Одна пойдешь или вдвоем?
Но мы дорогами проверены…
Дай руку! Может быть, пройдем?
***
Я над разгадкой голову ломал,
Увы, - не моего, видать, умишка!
Зачем, скажите, памяти сберкнижку
Мне ангел при рождении подал?
С ней дни мои по жизни потекли.
Минуты бед и счастья и смятенья,
Фильтруясь в сердце, в память шли и шли -
Отмечены в страничках поступленья.
Не знаю, для чего мне этот вклад?
Лежит – и не налёживает ренты.
А с возрастом пришла пора утрат –
Текут теперь обратные проценты.
По завещанью вклад не передать,
Не подарить.
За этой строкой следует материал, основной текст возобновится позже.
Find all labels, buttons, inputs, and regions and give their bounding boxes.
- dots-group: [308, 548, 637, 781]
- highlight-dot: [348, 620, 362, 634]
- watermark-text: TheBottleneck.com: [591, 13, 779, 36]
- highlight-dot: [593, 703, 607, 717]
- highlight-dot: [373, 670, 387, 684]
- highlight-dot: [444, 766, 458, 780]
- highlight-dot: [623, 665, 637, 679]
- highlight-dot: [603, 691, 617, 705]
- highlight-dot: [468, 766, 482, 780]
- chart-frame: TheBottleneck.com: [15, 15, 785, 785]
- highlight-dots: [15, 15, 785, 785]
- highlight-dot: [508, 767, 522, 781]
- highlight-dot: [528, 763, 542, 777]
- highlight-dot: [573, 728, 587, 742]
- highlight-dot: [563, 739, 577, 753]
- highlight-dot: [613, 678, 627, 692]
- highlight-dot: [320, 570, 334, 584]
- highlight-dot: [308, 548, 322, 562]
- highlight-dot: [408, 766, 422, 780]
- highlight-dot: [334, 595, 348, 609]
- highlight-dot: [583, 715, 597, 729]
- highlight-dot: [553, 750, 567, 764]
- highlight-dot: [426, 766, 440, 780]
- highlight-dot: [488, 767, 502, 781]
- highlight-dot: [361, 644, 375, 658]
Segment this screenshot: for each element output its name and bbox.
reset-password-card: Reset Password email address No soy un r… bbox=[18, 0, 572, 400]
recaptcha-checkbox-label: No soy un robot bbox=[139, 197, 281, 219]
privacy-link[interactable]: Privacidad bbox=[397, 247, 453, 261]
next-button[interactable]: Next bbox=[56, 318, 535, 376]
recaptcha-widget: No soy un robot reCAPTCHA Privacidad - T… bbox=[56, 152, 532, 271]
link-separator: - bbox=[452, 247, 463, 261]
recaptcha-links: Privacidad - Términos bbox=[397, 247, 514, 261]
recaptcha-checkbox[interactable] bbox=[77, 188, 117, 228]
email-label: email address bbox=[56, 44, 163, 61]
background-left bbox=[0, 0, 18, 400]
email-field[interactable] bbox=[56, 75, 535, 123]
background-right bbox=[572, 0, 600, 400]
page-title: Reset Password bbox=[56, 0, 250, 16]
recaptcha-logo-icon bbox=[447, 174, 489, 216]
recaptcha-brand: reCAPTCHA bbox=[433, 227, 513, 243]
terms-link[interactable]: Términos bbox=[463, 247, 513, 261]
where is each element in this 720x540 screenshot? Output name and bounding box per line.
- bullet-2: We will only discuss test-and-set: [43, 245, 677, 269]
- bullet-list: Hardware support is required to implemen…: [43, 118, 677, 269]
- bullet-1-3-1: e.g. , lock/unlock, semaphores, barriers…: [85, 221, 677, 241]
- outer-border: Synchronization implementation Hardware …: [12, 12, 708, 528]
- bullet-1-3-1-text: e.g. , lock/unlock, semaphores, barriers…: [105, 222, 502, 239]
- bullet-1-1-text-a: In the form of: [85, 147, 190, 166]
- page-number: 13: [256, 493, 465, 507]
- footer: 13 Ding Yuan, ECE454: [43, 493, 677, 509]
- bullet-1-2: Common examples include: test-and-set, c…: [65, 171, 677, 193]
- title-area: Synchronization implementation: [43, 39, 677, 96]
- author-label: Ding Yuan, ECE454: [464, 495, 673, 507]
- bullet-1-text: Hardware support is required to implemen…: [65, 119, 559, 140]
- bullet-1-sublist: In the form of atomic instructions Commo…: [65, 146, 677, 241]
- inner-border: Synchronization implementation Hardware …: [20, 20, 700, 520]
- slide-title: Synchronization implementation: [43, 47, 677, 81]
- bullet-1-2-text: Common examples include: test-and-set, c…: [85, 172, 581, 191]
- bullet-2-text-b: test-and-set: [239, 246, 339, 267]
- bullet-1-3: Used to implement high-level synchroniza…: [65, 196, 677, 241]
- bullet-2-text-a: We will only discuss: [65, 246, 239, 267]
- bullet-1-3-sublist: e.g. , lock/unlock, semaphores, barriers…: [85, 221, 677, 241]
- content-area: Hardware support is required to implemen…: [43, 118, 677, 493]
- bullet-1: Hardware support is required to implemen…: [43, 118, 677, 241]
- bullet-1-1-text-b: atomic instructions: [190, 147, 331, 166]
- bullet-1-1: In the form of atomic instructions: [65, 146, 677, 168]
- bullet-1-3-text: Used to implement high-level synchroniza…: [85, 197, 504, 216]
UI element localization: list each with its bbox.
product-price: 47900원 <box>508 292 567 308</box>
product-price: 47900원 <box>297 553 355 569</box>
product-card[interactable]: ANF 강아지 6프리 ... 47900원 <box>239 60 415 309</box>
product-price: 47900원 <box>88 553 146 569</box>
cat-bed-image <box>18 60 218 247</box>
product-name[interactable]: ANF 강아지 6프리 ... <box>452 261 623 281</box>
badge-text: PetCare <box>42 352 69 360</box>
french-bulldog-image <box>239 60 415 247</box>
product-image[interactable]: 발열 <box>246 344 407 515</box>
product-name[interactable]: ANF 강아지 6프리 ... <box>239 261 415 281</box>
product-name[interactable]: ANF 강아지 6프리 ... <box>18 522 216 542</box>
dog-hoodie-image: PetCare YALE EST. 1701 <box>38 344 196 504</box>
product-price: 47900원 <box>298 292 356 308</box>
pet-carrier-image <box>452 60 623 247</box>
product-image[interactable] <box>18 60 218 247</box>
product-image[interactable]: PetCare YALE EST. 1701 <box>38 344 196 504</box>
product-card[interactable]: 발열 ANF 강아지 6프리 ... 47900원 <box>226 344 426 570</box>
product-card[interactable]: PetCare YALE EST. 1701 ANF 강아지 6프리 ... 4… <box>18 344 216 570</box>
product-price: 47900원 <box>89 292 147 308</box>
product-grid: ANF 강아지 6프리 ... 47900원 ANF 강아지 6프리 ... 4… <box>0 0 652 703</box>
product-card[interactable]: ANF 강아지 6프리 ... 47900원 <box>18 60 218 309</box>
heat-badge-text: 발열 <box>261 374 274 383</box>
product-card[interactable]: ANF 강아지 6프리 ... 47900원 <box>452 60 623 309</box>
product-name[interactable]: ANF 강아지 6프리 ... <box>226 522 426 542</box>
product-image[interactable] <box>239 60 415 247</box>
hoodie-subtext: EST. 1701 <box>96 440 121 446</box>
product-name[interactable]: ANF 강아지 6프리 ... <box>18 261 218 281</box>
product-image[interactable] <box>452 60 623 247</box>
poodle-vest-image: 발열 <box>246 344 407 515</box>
И жизнь уйдет в забвенье.
Но для чего-то ж были накопленья?
Иль для Кого? И что по вкладу ждать?
НОВОСЕЛЬЕ
Вид этого зданья всегда был уныл:
Смотрелось приземисто-низко,
Но бойко, бывало, народ заходил,
Когда оформлялась подписка.
Потом перестройка согнула страну,
Деньжонок на хлеб не хватало.
Подписка корытом нырнула ко дну,
А зданье с тех пор пустовало.
Что было, то было. В нем снова теперь
Для города ладят обновку.
На лад современный – широкая дверь,
И в модный кирпич – облицовка.
На розовой крыше задержится взгляд,
На сказочных окнах зеркальных,
Но мрачность осталась: бюро, говорят,
Здесь будет услуг ритуальных.
И скоро заявкам откроется счет,
И кто-то – почетный нежитель –
Незримо в бюро за услугой зайдет,
Как первый его посетитель.
И ленту разрежут. Но что пожелать
Цветному нарядному зданью?
Поменьше работы? Но как увязать
Простой на пути к процветанью?!
Пыталась нас жизнь много раз закалить,
Однако не стали мы сталью.
Всему есть предел… Но не будем спешить
Под розовый кров, в зазеркалье.
В МИР ИНОЙ
Под занавес земных хлопот
Шепчу неслышно: «Наконец-то…»
Из тайны в тайну переход
Настал. Душа летит на место.
Где - место? Жил, как довелось,
А ладно ли – Господь рассудит.
Лечу - в надежде на «авось»,
С привычной мыслью: «Будь, что будет…»
***
Впереди замаячил последний привал.
Вот дойду – и на что жизнь потрачена?
Сброшу наземь рюкзак. По пути подбирал –
Сортируй теперь всякую всячину!
Только что там, средь сбитой на дне чепухи
В рюкзачишке блеснуло мне стареньком?
Не сгодится ль? Прижатые жизнью стихи
Светят снизу включенным фонариком…
КАК ТАМ НАШИ?
Он каждый телефонный разговор
Заканчивал вопросом: как там наши?
В виду имея: кто до этих пор
Не смог дожить, испив из смертной чаши?
Такой вот в интересах был наклон,
Но я его ничуть не осуждаю.
И вот ушел. И похоронен он
В подкоп к могилкам родственников, с краю.
Смогла природа напрочь разделить
Тот свет и жизни бравурные марши,
А будь не так, хотелось бы спросить
Ушедшего в тот мир: «Ну, как там наши?»